Algerian Foreign Minister Mourad Medelci said the Western-led air strikes were disproportionate, amid US and British efforts to bring more Arab states on board.
A spokesman for British Prime Minister David Cameron said London was talking to Arab nations in a bid to "develop" the coalition.
And the White House said US President Barack Obama and Turkey's Erdogan agreed to seek a "broad-based international effort, including Arab states."
Oil prices remained volatile but dipped on profit-taking Tuesday.
New York's main contract, light sweet crude for delivery in April, fell 16 cents to $102.17 a barrel, while Brent North Sea crude for May shed 20 cents to $114.76 in midday London trade.

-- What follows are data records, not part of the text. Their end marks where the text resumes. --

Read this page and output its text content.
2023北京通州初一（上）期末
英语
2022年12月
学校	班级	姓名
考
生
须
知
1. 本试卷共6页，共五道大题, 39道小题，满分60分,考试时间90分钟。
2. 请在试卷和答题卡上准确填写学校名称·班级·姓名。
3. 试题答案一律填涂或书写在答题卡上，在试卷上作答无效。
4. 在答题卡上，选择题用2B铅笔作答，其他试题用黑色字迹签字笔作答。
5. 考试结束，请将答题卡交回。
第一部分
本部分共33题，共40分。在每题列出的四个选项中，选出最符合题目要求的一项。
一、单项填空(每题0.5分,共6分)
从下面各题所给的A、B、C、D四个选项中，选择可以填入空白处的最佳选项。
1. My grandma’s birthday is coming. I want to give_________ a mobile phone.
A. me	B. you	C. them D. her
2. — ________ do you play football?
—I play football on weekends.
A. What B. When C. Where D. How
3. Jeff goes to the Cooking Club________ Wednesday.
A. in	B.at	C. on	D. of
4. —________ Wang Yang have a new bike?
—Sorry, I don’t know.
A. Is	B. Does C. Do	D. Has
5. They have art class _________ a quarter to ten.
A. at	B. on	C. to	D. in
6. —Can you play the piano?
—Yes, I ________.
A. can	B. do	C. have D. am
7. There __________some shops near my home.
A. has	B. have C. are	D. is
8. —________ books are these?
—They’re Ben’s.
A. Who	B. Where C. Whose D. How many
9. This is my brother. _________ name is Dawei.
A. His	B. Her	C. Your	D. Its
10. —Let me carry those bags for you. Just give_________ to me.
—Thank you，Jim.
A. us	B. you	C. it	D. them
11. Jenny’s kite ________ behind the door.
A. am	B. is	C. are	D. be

Meanwhile it emerged that three western journalists who went missing in eastern Libya last week, including two from Agence France-Presse, were arrested by Gaddafi's forces on Saturday.
AFP reporter Dave Clark and photographer Roberto Schmidt, and Getty agency photographer Joe Raedle, had not been heard from since Friday evening.
Their driver Mohammed Hamed said that they ran into a Libyan convoy near Ajdabiya. They turned around, but were caught after a chase by soldiers who shot out their tyres.
Four soldiers ordered the journalists out of their vehicle at gunpoint before putting them into a military vehicle and driving them away.
"We don't know where they were taken," their interpreter Sudki Abdulkarim Jibril told the rebel Radio Tobruk. "They were allowed to keep their telephones but not their cameras."
The UN refugee agency said on Tuesday that thousands of Libyans had fled their homes in the east of the country, taking refuge in homes, schools and university halls.
Adrian Edwards, a spokesman for the office of the UN High Commissioner for Refugees (UNHCR), said people arriving at Libya's border with Egypt feared reprisal attacks by pro-government supporters.